Les habitudes de fonctionnement :
- Le monde socio-éducatif est habitué au travail d’équipe, mais il se méfie de la médicalisation qui représente un risque de prise de pouvoir des médecins dans leur champ d’activités.
- Le monde des centres spécialisés, parfois issu de l’hospitalier, est habitué à travailler en circuit fermé pour s’assurer une file active, justification de son travail, voire de son existence.
- Le monde libéral (médecins, pharmaciens, infirmiers) est habitué à travailler en solo, se méfie du partage et du regard porté sur son exercice.

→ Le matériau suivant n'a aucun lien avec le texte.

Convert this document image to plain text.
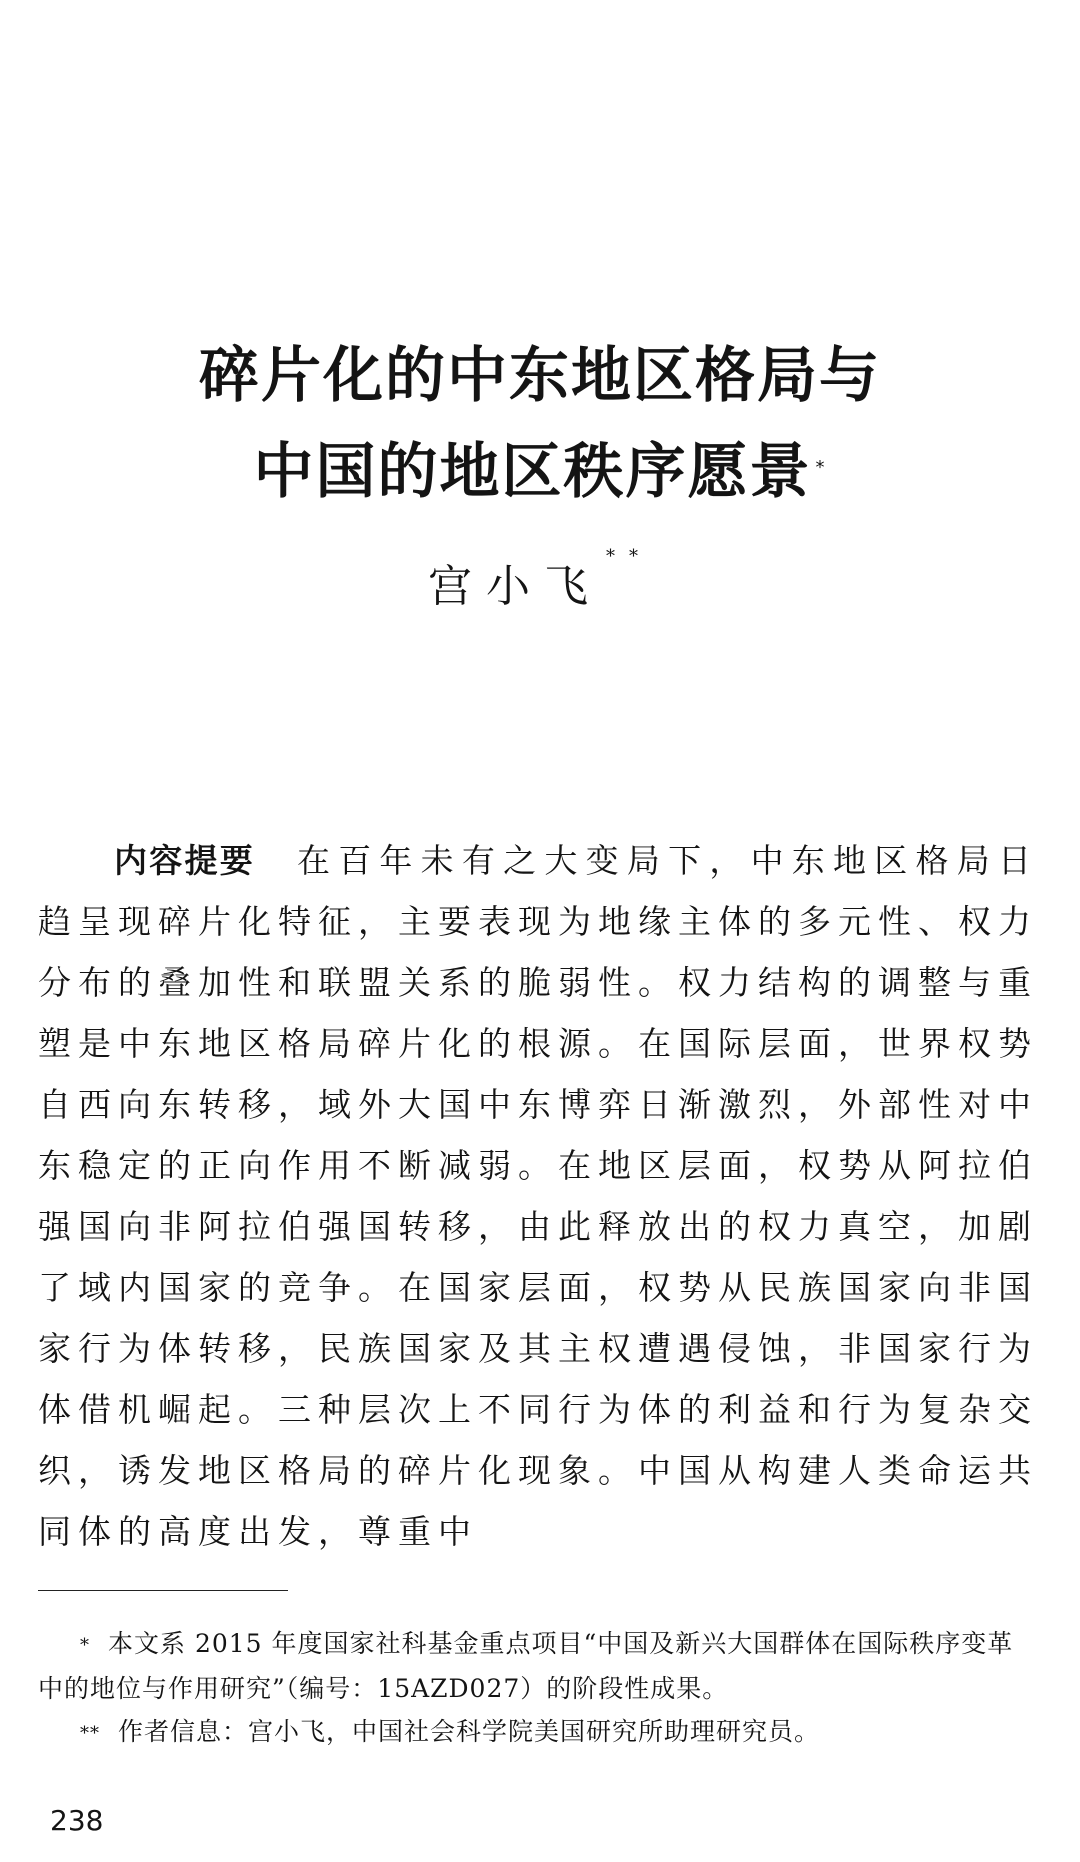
碎片化的中东地区格局与
中国的地区秩序愿景 *
宫小飞**
内容提要 在百年未有之大变局下，中东地区格局日趋呈现碎片化特征，主要表现为地缘主体的多元性、权力分布的叠加性和联盟关系的脆弱性。权力结构的调整与重塑是中东地区格局碎片化的根源。在国际层面，世界权势自西向东转移，域外大国中东博弈日渐激烈，外部性对中东稳定的正向作用不断减弱。在地区层面，权势从阿拉伯强国向非阿拉伯强国转移，由此释放出的权力真空，加剧了域内国家的竞争。在国家层面，权势从民族国家向非国家行为体转移，民族国家及其主权遭遇侵蚀，非国家行为体借机崛起。三种层次上不同行为体的利益和行为复杂交织，诱发地区格局的碎片化现象。中国从构建人类命运共同体的高度出发，尊重中
* 本文系 2015 年度国家社科基金重点项目“中国及新兴大国群体在国际秩序变革中的地位与作用研究”（编号：15AZD027）的阶段性成果。
** 作者信息：宫小飞，中国社会科学院美国研究所助理研究员。
238
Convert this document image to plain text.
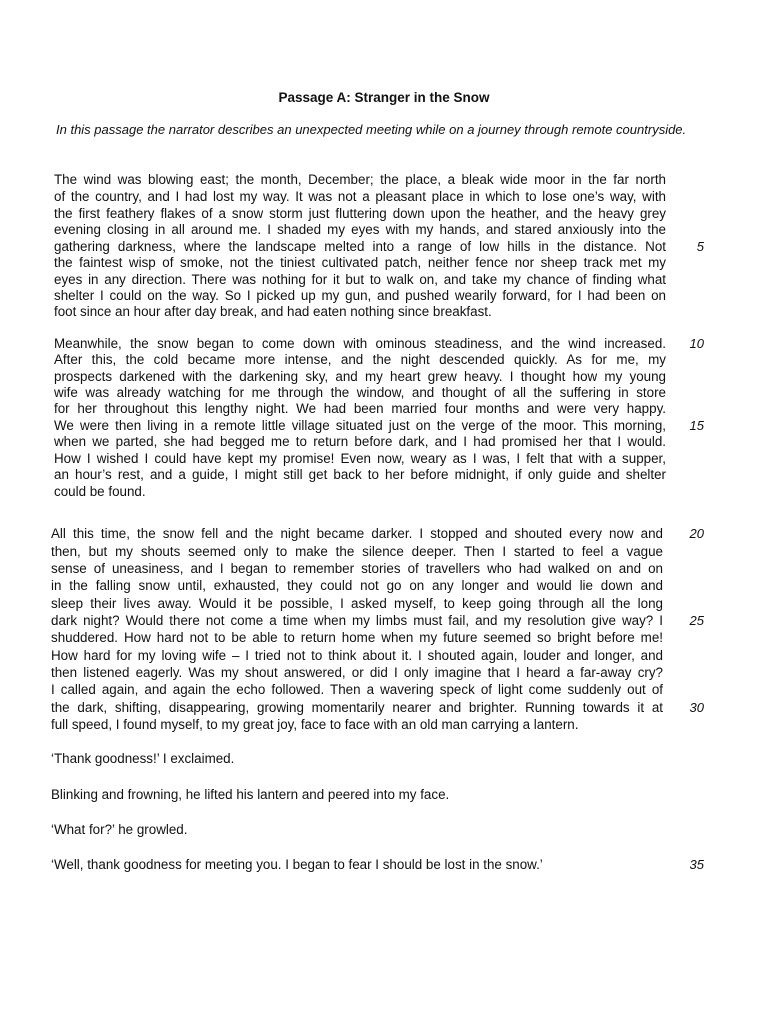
Passage A: Stranger in the Snow
In this passage the narrator describes an unexpected meeting while on a journey through remote countryside.
The wind was blowing east; the month, December; the place, a bleak wide moor in the far north
of the country, and I had lost my way. It was not a pleasant place in which to lose one’s way, with
the first feathery flakes of a snow storm just fluttering down upon the heather, and the heavy grey
evening closing in all around me. I shaded my eyes with my hands, and stared anxiously into the
gathering darkness, where the landscape melted into a range of low hills in the distance. Not
the faintest wisp of smoke, not the tiniest cultivated patch, neither fence nor sheep track met my
eyes in any direction. There was nothing for it but to walk on, and take my chance of finding what
shelter I could on the way. So I picked up my gun, and pushed wearily forward, for I had been on
foot since an hour after day break, and had eaten nothing since breakfast.
Meanwhile, the snow began to come down with ominous steadiness, and the wind increased.
After this, the cold became more intense, and the night descended quickly. As for me, my
prospects darkened with the darkening sky, and my heart grew heavy. I thought how my young
wife was already watching for me through the window, and thought of all the suffering in store
for her throughout this lengthy night. We had been married four months and were very happy.
We were then living in a remote little village situated just on the verge of the moor. This morning,
when we parted, she had begged me to return before dark, and I had promised her that I would.
How I wished I could have kept my promise! Even now, weary as I was, I felt that with a supper,
an hour’s rest, and a guide, I might still get back to her before midnight, if only guide and shelter
could be found.
All this time, the snow fell and the night became darker. I stopped and shouted every now and
then, but my shouts seemed only to make the silence deeper. Then I started to feel a vague
sense of uneasiness, and I began to remember stories of travellers who had walked on and on
in the falling snow until, exhausted, they could not go on any longer and would lie down and
sleep their lives away. Would it be possible, I asked myself, to keep going through all the long
dark night? Would there not come a time when my limbs must fail, and my resolution give way? I
shuddered. How hard not to be able to return home when my future seemed so bright before me!
How hard for my loving wife – I tried not to think about it. I shouted again, louder and longer, and
then listened eagerly. Was my shout answered, or did I only imagine that I heard a far-away cry?
I called again, and again the echo followed. Then a wavering speck of light come suddenly out of
the dark, shifting, disappearing, growing momentarily nearer and brighter. Running towards it at
full speed, I found myself, to my great joy, face to face with an old man carrying a lantern.
‘Thank goodness!’ I exclaimed.
Blinking and frowning, he lifted his lantern and peered into my face.
‘What for?’ he growled.
‘Well, thank goodness for meeting you. I began to fear I should be lost in the snow.’
5
10
15
20
25
30
35
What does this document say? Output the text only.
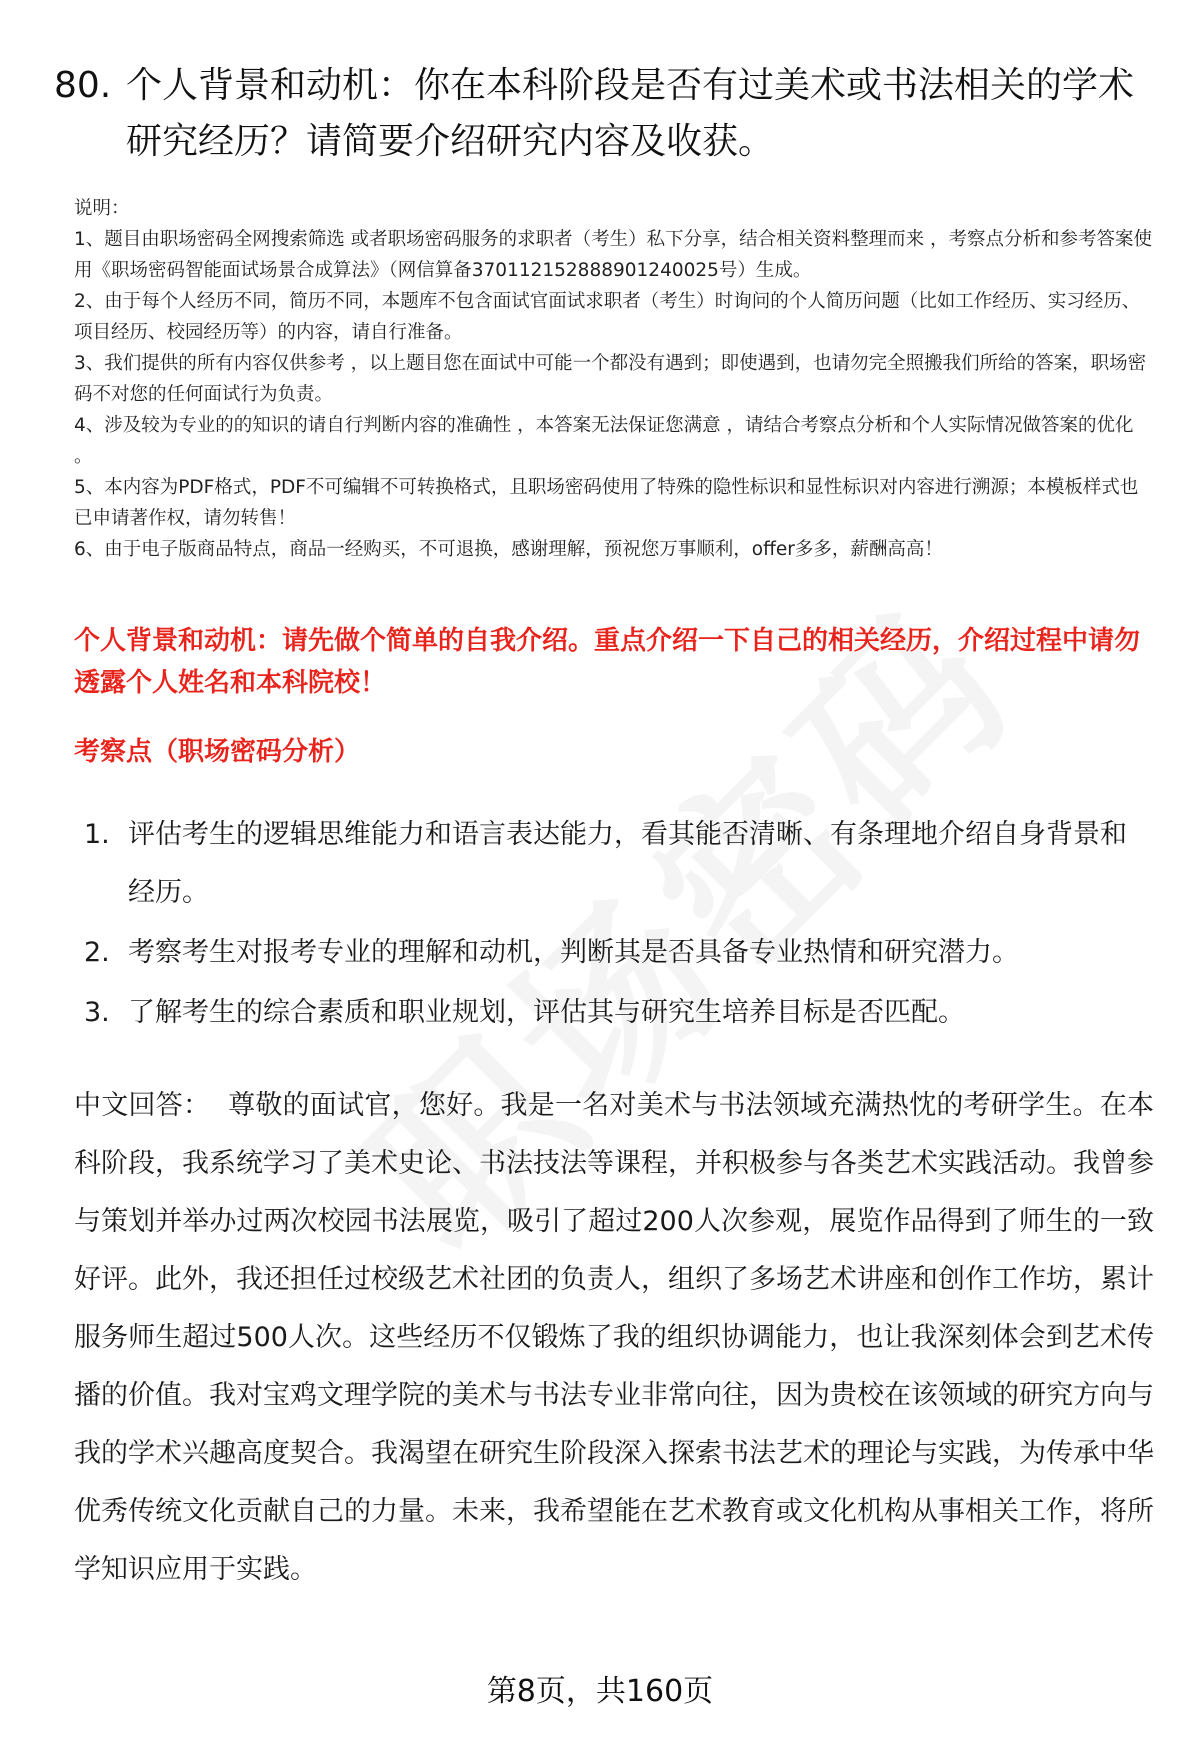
80. 个人背景和动机：你在本科阶段是否有过美术或书法相关的学术研究经历？请简要介绍研究内容及收获。

说明：

1、题目由职场密码全网搜索筛选 或者职场密码服务的求职者（考生）私下分享，结合相关资料整理而来 ，考察点分析和参考答案使用《职场密码智能面试场景合成算法》（网信算备370112152888901240025号）生成。

2、由于每个人经历不同，简历不同，本题库不包含面试官面试求职者（考生）时询问的个人简历问题（比如工作经历、实习经历、项目经历、校园经历等）的内容，请自行准备。

3、我们提供的所有内容仅供参考 ，以上题目您在面试中可能一个都没有遇到；即使遇到，也请勿完全照搬我们所给的答案，职场密码不对您的任何面试行为负责。

4、涉及较为专业的的知识的请自行判断内容的准确性 ，本答案无法保证您满意 ，请结合考察点分析和个人实际情况做答案的优化 。

5、本内容为PDF格式，PDF不可编辑不可转换格式，且职场密码使用了特殊的隐性标识和显性标识对内容进行溯源；本模板样式也已申请著作权，请勿转售！

6、由于电子版商品特点，商品一经购买，不可退换，感谢理解，预祝您万事顺利，offer多多，薪酬高高！

个人背景和动机：请先做个简单的自我介绍。重点介绍一下自己的相关经历，介绍过程中请勿透露个人姓名和本科院校！
考察点（职场密码分析）
1. 评估考生的逻辑思维能力和语言表达能力，看其能否清晰、有条理地介绍自身背景和经历。
2. 考察考生对报考专业的理解和动机，判断其是否具备专业热情和研究潜力。
3. 了解考生的综合素质和职业规划，评估其与研究生培养目标是否匹配。
中文回答： 尊敬的面试官，您好。我是一名对美术与书法领域充满热忱的考研学生。在本科阶段，我系统学习了美术史论、书法技法等课程，并积极参与各类艺术实践活动。我曾参与策划并举办过两次校园书法展览，吸引了超过200人次参观，展览作品得到了师生的一致好评。此外，我还担任过校级艺术社团的负责人，组织了多场艺术讲座和创作工作坊，累计服务师生超过500人次。这些经历不仅锻炼了我的组织协调能力，也让我深刻体会到艺术传播的价值。我对宝鸡文理学院的美术与书法专业非常向往，因为贵校在该领域的研究方向与我的学术兴趣高度契合。我渴望在研究生阶段深入探索书法艺术的理论与实践，为传承中华优秀传统文化贡献自己的力量。未来，我希望能在艺术教育或文化机构从事相关工作，将所学知识应用于实践。
第8页，共160页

Il est difficile de le motiver à se déplacer en réunion.
Les habitudes d’organisation :
- Il est difficile de demander à des salariés de venir en dehors de leur temps de travail, en soirée par exemple.
- Il est difficile de demander à un libéral de venir en journée, cela représente un cabinet médical fermé pour ses patients et un manque à gagner pour lui-même.
Les habitudes de schéma de pensée des pouvoirs publics :
- Il est difficile aux employeurs de reconnaître que des réunions hors horaires habituels entrent dans le cadre de travail de leurs salariés.
- Il est difficile aux pouvoirs publics et aux financeurs de reconnaître que les libéraux qui s’investissent fournissent un travail qui, bien que n’étant pas dans le champ du curatif, mérite rémunération. Les toxicomanes présentent souvent de grandes difficultés à établir des liens avec les autres, mais nous semblons présenter aussi des difficultés à établir des liens entre intervenants du soin, du social, de l’éducatif et du politique.
Avec ces réunions d’intervision, il s’agit bien de créer un espace de partage, ce qui sous-entend une qualité d’écoute des difficultés de chacun, mais aussi un plaisir dans la rencontre. S’inventer un tel espace, convivial, non hiérarchisé et non autoritaire me semble être un espoir de créativité, de démocratie et de liberté.
Mais à qui sert-il ?
Aux partenaires ?
Sûrement, car on gagne toujours à aller à la rencontre, à se connaître.
Aux patients ?
Parce qu’ils ont en face d’eux des professionnels plus sereins et donc plus en écoute ? Je l’espère !
Mais parfois j’ai des inquiétudes. Les informations que nous partageons ne doivent pas desservir le patient, cela doit se faire dans un but de meilleur accompagnement et le patient doit être tenu au courant de ces réunions et de ce que l’on partage de son histoire. Parfois j’ai peur, quand j’entends : « qu’il faut qu’aucun jeune n’échappe aux soins… ». N’oublions pas que nous ne sommes qu’un moment dans l’itinéraire d’un individu.
Nous ne représentons qu’une coopération qui tente d’élaborer, à un moment donné, une stratégie d’aide ou plutôt de proposition d’aide pour quelqu’un qui le demande, aide qu’il peut accepter ou refuser.